I had set my alarm a little earlier to do a little exercise this morning, which I duly did, without pushing myself too hard. I have put on a couple of kilos since getting sick and skipping exercise for the past couple of months. On the upside of that, my shoulders have stopped aching, though. Still looking for balance.
(Later) I’m feeling a bit weird again. A little dizzy and unsteady, as if I’m really hungry. I snacked on some cookies and another coffee, noticing that my hand was trembling a little bit. I seem to be going through all the feelings from good to bad in just a single day!
Health:
Physical: 6
Mental: 7
Today I’m grateful for:
Nong Praew, who told me again that she will move schools after this semester finishes next week.
As part of our class today, I got the kids to do a gratitude exercise. I called up a few students to ask them to tell me something that they are grateful for today.
It was interesting to watch them thinking of answers and that they could probably answer in Thai easily enough but I pushed each of them to try their best.
Praew can’t express herself much at all in English, though, so I let her use her phone to translate and she wrote me a nice message thanking me for loving her and taking care of her in class when she struggled so much.
I wished her the best of luck in her new school and hope that she can overcome her difficulties.
The best thing about today was:
Chatting with Poppy and Noah about all sorts of things, getting a little deeper than usual. I think that they appreciated the help that I gave them with their play earlier this semester.
It has been nice to watch them (and the others in their class) mature over the past three years.
What was out of your control today and how did you handle it?
I just discovered by chance this morning that we are supposed to be teaching our classes as normal again. I guess I missed a message somewhere.
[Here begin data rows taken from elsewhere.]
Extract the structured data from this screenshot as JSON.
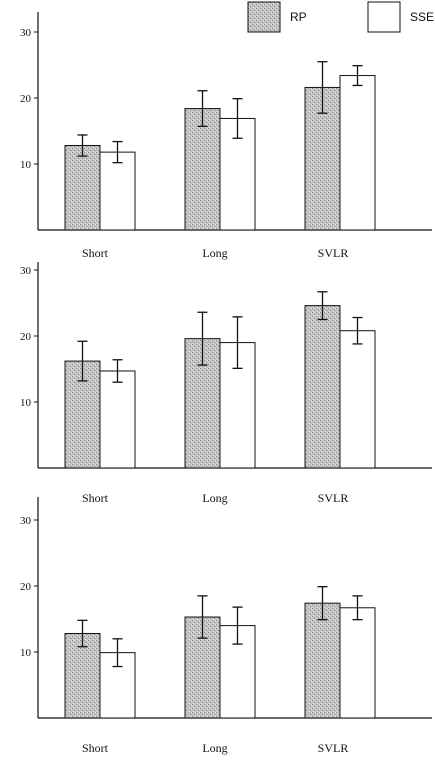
{
  "legend": {
    "entries": [
      {
        "label": "RP",
        "fill": "#b8b8b8",
        "pattern": "stipple"
      },
      {
        "label": "SSE",
        "fill": "#ffffff",
        "pattern": "none"
      }
    ]
  },
  "chart_data": [
    {
      "type": "bar",
      "categories": [
        "Short",
        "Long",
        "SVLR"
      ],
      "yticks": [
        10,
        20,
        30
      ],
      "ylim": [
        0,
        33
      ],
      "series": [
        {
          "name": "RP",
          "values": [
            12.8,
            18.4,
            21.6
          ],
          "errors": [
            1.6,
            2.7,
            3.9
          ]
        },
        {
          "name": "SSE",
          "values": [
            11.8,
            16.9,
            23.4
          ],
          "errors": [
            1.6,
            3.0,
            1.5
          ]
        }
      ]
    },
    {
      "type": "bar",
      "categories": [
        "Short",
        "Long",
        "SVLR"
      ],
      "yticks": [
        10,
        20,
        30
      ],
      "ylim": [
        0,
        30
      ],
      "series": [
        {
          "name": "RP",
          "values": [
            16.2,
            19.6,
            24.6
          ],
          "errors": [
            3.0,
            4.0,
            2.1
          ]
        },
        {
          "name": "SSE",
          "values": [
            14.7,
            19.0,
            20.8
          ],
          "errors": [
            1.7,
            3.9,
            2.0
          ]
        }
      ]
    },
    {
      "type": "bar",
      "categories": [
        "Short",
        "Long",
        "SVLR"
      ],
      "yticks": [
        10,
        20,
        30
      ],
      "ylim": [
        0,
        33
      ],
      "series": [
        {
          "name": "RP",
          "values": [
            12.8,
            15.3,
            17.4
          ],
          "errors": [
            2.0,
            3.2,
            2.5
          ]
        },
        {
          "name": "SSE",
          "values": [
            9.9,
            14.0,
            16.7
          ],
          "errors": [
            2.1,
            2.8,
            1.8
          ]
        }
      ]
    }
  ]
}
However, it is only for the juniors, whom I teach in the afternoons. So I have to wait around all day just for them.
Never mind, though, the semester will be over at the end of next week.
(Later) As it turned out, even my seniors wanted me to come to class, so I dashed back to see them but when I got there, they weren’t interested in study (and I wasn’t motivated to teach anything either).
I sat with them for a while before going off around school to chat with whoever I came across.